Question

N2(g) O2(g) <------> 2 NO(g) At a certain temperature, the above reaction has a Kp of 0.050. If nitrogen and oxygen gas are present in an equilibrium mixture at partial pressures of 0.20 atm and 0.60 atm, respectively, what must be the partial pressure of NO(gas)

Answer 1

The partial pressure of NO(g) at equilibrium is approximately 0.077 atm, calculated using the given equilibrium constant (Kp = 0.050) and the partial pressures of reactants N₂ and O₂.

Step-by-step explanation:

The student is asking about the calculation of an unknown equilibrium partial pressure of a product in a chemical reaction based on given reactant partial pressures and the equilibrium constant (Kp).

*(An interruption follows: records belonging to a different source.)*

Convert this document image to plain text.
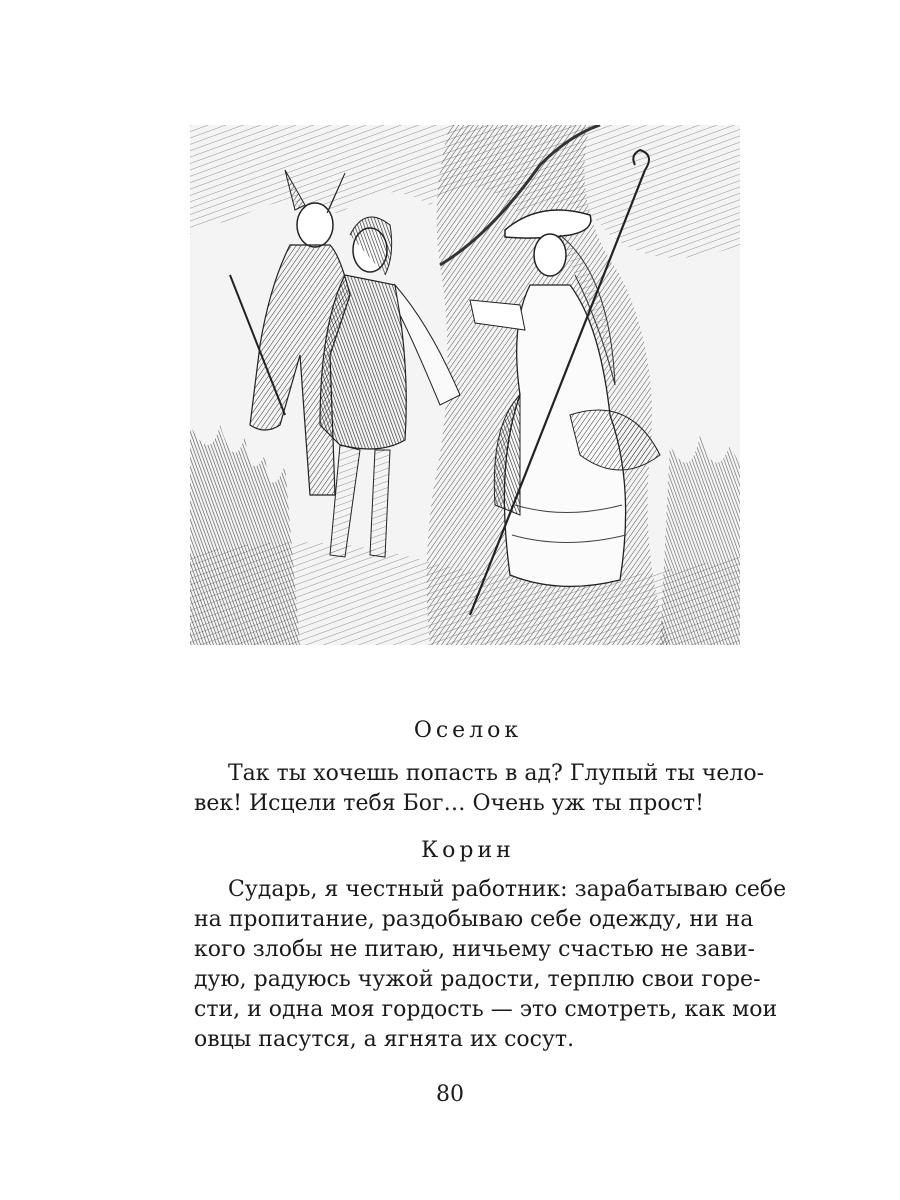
Оселок

Так ты хочешь попасть в ад? Глупый ты чело-

век! Исцели тебя Бог… Очень уж ты прост!

Корин

Сударь, я честный работник: зарабатываю себе

на пропитание, раздобываю себе одежду, ни на

кого злобы не питаю, ничьему счастью не зави-

дую, радуюсь чужой радости, терплю свои горе-

сти, и одна моя гордость — это смотреть, как мои

овцы пасутся, а ягнята их сосут.

80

Given the reaction N2(g) + O2(g) ⇌ 2 NO(g) with a Kp of 0.050 and partial pressures for N2 and O2 as 0.20 atm and 0.60 atm respectively, we can set up the expression for Kp:

Kp = [NO]^2 / ([N2][O2])

From this, we can solve for the partial pressure of NO given that Kp = 0.050:

0.050 = [NO]^2 / (0.20 * 0.60)

Through rearrangement and solving for [NO], we deduce the equilibrium partial pressure of NO. If [NO] is the partial pressure of NO, then:

[NO]^2 = 0.050 * 0.20 * 0.60

[NO]^2 = 0.006

[NO] = √0.006

[NO] = 0.077 atm (approximately)

Therefore, the partial pressure of NO(gas) at equilibrium is about 0.077 atm.